Sunday, 3 January 2016

Who to invite?


Your guest list has so many variables that make it hard to have a definitive cut off number...it depends on your budget, family size, number of friends, location, venue size and so on. Is there an easy way to determine who to invite? The simple answer is No!

Prioritise: To start, list who you absolutely cannot get married without - this may include parents, grandparents, siblings and best friends. Do they have partners? How many people does that make? Some couples stop there, have a small intimate wedding and then tell the world. Maybe an informal post-wedding brunch or party sometime in the future for everyone else (but only if you want to) - it does give you the chance to celebrate all the people that were not invited on the day without paying a fortune to wine and dine them.
http://www.cuttingedgeentertainment.com/how-to-wow-your-wedding-guests/
If you are not getting married in your home town, or have chosen an unusual location, the decision may be taken out of your hands as some people will just not travel far. On the other hand, others may enjoy the opportunity to spend a bit more time with you and make a mini-break out of the big day. Again, asking some friends to spend on travel and accommodation can be tricky, as well as the pressure of providing a gift for you too...you could always elope on your own and then come home married to save a lot of complications...

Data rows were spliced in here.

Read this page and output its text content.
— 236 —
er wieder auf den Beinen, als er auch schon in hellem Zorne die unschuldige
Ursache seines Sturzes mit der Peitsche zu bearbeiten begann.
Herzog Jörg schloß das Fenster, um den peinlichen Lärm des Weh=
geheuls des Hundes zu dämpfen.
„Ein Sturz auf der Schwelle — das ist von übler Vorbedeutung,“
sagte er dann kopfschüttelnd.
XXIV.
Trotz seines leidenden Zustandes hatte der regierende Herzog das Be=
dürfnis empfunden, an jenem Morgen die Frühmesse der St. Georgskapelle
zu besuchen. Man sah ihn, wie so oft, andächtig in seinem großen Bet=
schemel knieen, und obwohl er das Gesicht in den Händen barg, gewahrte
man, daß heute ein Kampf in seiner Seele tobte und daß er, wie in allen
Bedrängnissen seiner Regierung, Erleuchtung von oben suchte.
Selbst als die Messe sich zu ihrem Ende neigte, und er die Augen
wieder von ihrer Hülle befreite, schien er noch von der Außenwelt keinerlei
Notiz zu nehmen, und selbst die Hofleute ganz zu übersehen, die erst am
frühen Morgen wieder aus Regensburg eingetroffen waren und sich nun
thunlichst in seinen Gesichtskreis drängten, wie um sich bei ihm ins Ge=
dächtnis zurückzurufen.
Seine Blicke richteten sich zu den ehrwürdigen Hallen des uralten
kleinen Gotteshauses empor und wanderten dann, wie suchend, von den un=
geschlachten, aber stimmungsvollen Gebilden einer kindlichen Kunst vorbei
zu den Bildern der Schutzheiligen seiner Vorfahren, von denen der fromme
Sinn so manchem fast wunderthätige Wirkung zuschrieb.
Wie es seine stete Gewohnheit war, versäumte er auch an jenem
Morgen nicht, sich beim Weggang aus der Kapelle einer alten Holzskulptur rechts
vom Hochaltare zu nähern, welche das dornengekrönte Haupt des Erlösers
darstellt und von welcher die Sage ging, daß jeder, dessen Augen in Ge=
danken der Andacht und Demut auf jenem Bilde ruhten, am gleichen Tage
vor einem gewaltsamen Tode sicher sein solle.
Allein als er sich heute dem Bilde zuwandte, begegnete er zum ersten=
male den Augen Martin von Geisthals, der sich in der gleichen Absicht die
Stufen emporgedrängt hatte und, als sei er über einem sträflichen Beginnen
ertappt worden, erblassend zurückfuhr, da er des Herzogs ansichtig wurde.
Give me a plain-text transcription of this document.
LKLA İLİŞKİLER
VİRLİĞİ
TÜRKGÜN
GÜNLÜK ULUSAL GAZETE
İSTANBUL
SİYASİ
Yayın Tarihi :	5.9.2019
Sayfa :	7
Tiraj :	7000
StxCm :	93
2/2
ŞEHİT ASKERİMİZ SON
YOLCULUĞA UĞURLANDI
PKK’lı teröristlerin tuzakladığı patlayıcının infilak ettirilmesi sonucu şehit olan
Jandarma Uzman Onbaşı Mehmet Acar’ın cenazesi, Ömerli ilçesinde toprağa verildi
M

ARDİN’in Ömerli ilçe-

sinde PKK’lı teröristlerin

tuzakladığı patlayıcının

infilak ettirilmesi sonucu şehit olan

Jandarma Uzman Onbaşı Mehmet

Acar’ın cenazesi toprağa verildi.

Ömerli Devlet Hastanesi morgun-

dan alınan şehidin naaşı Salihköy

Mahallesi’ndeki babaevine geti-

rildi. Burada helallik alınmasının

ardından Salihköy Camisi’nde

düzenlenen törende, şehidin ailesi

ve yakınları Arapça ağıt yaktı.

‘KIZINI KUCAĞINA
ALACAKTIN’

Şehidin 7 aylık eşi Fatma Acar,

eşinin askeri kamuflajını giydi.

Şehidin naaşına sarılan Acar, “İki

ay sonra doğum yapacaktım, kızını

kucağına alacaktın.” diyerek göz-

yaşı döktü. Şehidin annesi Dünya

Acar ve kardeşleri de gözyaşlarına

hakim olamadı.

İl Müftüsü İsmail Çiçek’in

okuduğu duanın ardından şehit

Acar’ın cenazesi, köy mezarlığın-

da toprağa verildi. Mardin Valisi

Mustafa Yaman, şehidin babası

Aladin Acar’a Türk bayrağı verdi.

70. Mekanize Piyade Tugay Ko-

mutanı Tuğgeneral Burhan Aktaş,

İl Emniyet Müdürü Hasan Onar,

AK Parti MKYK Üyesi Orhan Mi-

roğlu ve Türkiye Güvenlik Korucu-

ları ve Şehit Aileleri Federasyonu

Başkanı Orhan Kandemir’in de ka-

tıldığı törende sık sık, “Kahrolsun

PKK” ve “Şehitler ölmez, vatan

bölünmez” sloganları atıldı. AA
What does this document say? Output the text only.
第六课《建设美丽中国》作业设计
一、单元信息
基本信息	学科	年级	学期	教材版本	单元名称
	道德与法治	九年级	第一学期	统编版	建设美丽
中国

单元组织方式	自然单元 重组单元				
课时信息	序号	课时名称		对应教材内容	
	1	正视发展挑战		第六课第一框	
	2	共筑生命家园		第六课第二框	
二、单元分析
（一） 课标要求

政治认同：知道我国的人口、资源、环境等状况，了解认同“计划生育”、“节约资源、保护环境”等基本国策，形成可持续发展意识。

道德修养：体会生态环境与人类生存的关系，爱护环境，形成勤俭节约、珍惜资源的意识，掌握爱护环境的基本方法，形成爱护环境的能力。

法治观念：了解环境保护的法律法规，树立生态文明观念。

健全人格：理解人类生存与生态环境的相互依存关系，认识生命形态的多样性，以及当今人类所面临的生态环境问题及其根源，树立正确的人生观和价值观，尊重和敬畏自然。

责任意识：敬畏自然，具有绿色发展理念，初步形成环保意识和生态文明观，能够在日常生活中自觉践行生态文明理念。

If you feel that you need to invite all your family, start with your nearest and dearest aunts & uncles, cousins and their partners. Weigh up which of the two of you have the larger family - maybe there are some close friends on the smaller sized family side that you would really like to include, maybe not. Sometimes it can be complicated when all these extended family members have partners that you don't really know - you may then have to invite them all.Too often people are pressured into asking everyone including their workmates, old friends and people that you really haven't had contact with for years - are they important to you?
http://www.brides.com/blogs/aisle-say/2014/06/wedding-guest-tips.htm
Please keep in mind that it is your wedding and it's up to you who is invited. This can be a difficult subject, and you will be pressured by others to include long lost friends and relatives - but ultimately it IS up to you. Be very clear why you are/are not inviting people and stick to your guns!